Thursday, 26 March 2015

CONFAB ON MAHOGANY



 The Deputy Minister for Lands and Natural Resources, Barbara Serwaa Asamoah has hinted that the remaining forest reserve of Ghana is in serious danger due to certain human factors. These include over exploitation, illegal logging, conversion of forest reserves into farmlands, wildfires, and illegal mining resulting in deforestation and degradation. Similarly, tree species such as Mahogany are getting extinct. According to Madam Serwaa Asamoah, up to the 1950's, 70 percent of Ghana's total annual export was made up of mahogany. However, currently mahogany wood constitute only nine point zero-four percent of Ghana's total export earnings. The Deputy Minister was speaking at the opening of an international conference on the sustainable production of Mahogany species in Plantations in Tropical Africa. The four-day Conference was jointly organised by the Forestry Research Institute of Ghana of the Council for Scientific and Industrial Research, the International Tropical Timber Organisation and the Thunen-Institute of Forest Genetics of Germany.  Madam Serwaa Asamoah noted that Ghana exported 18 thousand, 431 Cubic metres of sawn mahogany in 2010, earning the country about 11 point two million Euros  while in 2012, a little over nine million Euros was accrued to the economy from the export of the same wood specie.
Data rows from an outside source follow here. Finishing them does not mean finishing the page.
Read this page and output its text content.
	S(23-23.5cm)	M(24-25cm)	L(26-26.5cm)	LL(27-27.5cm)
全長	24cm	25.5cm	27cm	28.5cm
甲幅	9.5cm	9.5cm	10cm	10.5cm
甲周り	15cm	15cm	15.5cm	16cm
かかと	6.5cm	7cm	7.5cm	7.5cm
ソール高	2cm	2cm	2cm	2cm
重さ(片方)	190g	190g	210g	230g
The Deputy Minister stressed the critical need for the country to develop sustainable measures to protect the remaining natural resources and in particular our timber species such as mahogany. The Chairman for the Conference, Professor Nana Frimpong Mensah of the Faculty of Renewable Natural Resources of the Kwame Nkrumah University of Science and Technology expressed delight that indigenous farmers have been involved in a Mahogany plantation project being undertaken by the project partners.